I attended the February 27th P&Z hearing on the zone change, but frankly, I was a little distracted.
At the hearing, it was hard to organize my thoughts, as dozens of other downtown dwellers got up to sing the praises of living within walking distance to Main Street, and pleaded with the commissioners to recognize the damage that would be done by changing a few blocks of Washington Street from a historic district to a new commercial strip.
As those 40 people spoke, I couldn’t stop thinking about how the turnout and the comments were something that would have been unimaginable twenty years earlier, when I sat in the council chambers twice a month as a Planning and Zoning Commissioner, hearing proposal after proposal for housing subdivisions on the few remaining rural bits of Middletown. In those days, I can’t imagine anyone speaking up about the value of living in the traditional neighborhoods of downtown, which were busy sinking into blight.

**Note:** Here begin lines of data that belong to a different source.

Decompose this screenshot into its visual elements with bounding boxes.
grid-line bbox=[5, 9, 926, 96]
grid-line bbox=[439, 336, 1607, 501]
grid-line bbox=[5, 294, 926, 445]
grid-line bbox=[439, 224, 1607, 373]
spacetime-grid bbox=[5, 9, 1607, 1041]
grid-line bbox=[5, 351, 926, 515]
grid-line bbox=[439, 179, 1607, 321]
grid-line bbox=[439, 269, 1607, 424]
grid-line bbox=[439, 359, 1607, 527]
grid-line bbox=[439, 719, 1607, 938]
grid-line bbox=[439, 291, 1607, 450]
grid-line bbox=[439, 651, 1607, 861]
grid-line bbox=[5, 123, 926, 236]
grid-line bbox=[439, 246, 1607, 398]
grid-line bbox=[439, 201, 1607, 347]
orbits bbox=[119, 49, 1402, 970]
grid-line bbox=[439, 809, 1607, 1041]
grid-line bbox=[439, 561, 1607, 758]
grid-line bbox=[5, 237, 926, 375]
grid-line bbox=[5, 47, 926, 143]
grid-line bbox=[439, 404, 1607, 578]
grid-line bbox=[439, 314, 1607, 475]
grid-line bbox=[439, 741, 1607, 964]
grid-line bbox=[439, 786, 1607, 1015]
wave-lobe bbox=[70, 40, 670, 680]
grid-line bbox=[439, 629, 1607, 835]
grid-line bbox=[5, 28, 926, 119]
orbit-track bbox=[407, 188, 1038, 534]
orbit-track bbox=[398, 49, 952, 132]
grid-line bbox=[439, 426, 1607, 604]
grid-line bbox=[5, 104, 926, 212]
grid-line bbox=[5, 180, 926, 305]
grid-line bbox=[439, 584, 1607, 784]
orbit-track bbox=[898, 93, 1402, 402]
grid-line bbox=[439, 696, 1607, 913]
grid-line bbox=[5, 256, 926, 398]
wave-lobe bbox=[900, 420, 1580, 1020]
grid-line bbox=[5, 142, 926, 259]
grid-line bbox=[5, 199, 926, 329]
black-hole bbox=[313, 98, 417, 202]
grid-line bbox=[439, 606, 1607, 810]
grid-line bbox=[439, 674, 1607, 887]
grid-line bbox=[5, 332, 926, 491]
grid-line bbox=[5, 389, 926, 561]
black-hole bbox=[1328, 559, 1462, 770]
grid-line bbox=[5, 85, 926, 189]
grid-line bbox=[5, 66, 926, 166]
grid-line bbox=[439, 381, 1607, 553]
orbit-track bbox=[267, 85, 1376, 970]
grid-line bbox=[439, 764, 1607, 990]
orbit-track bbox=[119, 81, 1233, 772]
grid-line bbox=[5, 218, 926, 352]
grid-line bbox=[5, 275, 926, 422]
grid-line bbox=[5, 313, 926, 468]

In the early ‘90’s, virtually all subdivision requests were approved. We would sit there, often until 1 am in the morning, as crowds of neighbors, such as the Westfield Residents for Rational Development, would ask the commissioners to use common sense and think about the impact on the schools, the traffic, and the environment.
But when an application is in front of you, it’s not time for common sense. If the development is allowed in the zone, commissioners can’t just vote based on their experience of what it’s like to live in a town. Their job is to review the application and see whether it fits the requirements. Even a “special exception” application has a preference toward yes, despite its name. Maybe the commissioners get to recommend some plantings or move a driveway to make things easier for a neighbor, but for the most part, it’s a yes vote or the city might get sued.
That’s because the time to use common sense is when a zone is changed in the first place – and that’s the point we are at now for the MX zone.
The uses that are proposed – high density retail and restaurants with drivethru windows – are not allowed in the MX. The commission has to change the zone before any developer can even propose a project. But as I noted above, once we’re at that point, the idea that the commissioners have the discretion to judge each project on its merits - Starbucks? Ok! Donut Depot or Dollar General? Not here! - that’s just laughable.
The proponents of the change made some ingratiating attempts to flatter the commissioners, saying the community should trust them to deny any projects that were not “high quality”. Hopefully the commissioners know that the moment to exercise judgment is now.
It’s no coincidence that these gateway streets – Washington & South Main - are more residential and have seen less demolition of historic homes as they get closer to downtown. Think about it: the Ace Hardware plaza on South Main and the “Gasoline Alley/Five Guys” area on Washington are the closest that major commercial development comes to Main Street. Why is that? Because the P&Z commissions of the past recognized that creating a buffer around Main Street raised its commercial value, and that was a significant benefit to the entire town. Main Street property has a much higher tax value to the city than the equivalent size commercial land in other parts of town, such as the Home Depot plaza on west Washington Street.
In fact, many P&Z decisions of the past 20 years have actively protected Main Street. A few examples include the “retail only on first floor” rule, the limits on drive-thru windows, and the defeat of the proposal for a Target superstore behind Main Street Market. Those were all good decisions, but at the time some said they were “anti-business.”
Limiting drive-thru windows (which happened after Burger King closed) meant that most fast food chains wouldn't consider opening on Main – some landowners were disappointed in that. Some thought that big box retail, like Target, would be good for Main Street, creating a “mall” vibe. And in the mid-90’s, it was a lot easier for Main Street landlords to find a social service or government tenant for their empty storefronts, so the “retail only” rule meant a very real delay for those owners. But those sensible zoning decisions allowed our Main Street to make a gradual but definite recovery – some even call it a renaissance.
Likewise, the Village District zoning decision helped downtown by protecting the neighborhood between Main Street and the University and limiting the conversion of old houses into offices and apartments. It stopped the slide into urban blight; now it’s turned into one of the most engaging places to live in Middletown.
So as I sat there last Wednesday, listening to the stories of people walking to school, planting community gardens, shopping at downtown stores and biking to work – a veritable “New Urbanist” fantasy – I thought mostly about the role that P&Z has played in bringing Downtown Middletown back from the dead.
As the last of 40 speakers in opposition to the zone change, I did stand up at the microphone and say my piece about how I think this would lower property values on Main Street, and make it harder for downtown’s customers to get through the grind of Washington Street stop lights. I talked about how it will threaten the North End and other downtown neighborhoods by encouraging more cut-through traffic, and how the progress we’ve made is recent and fragile. But it was hard to concentrate as I thought about how it all might have turned out differently.
What seemed impossible 20 years ago has happened – Downtown Middletown is now a desirable place to live and do business. Good decisions got us here.
Please join me at the P&Z meeting on Wednesday, March 13th at 7 pm at City Hall, where today's commissioners will be voting on our future.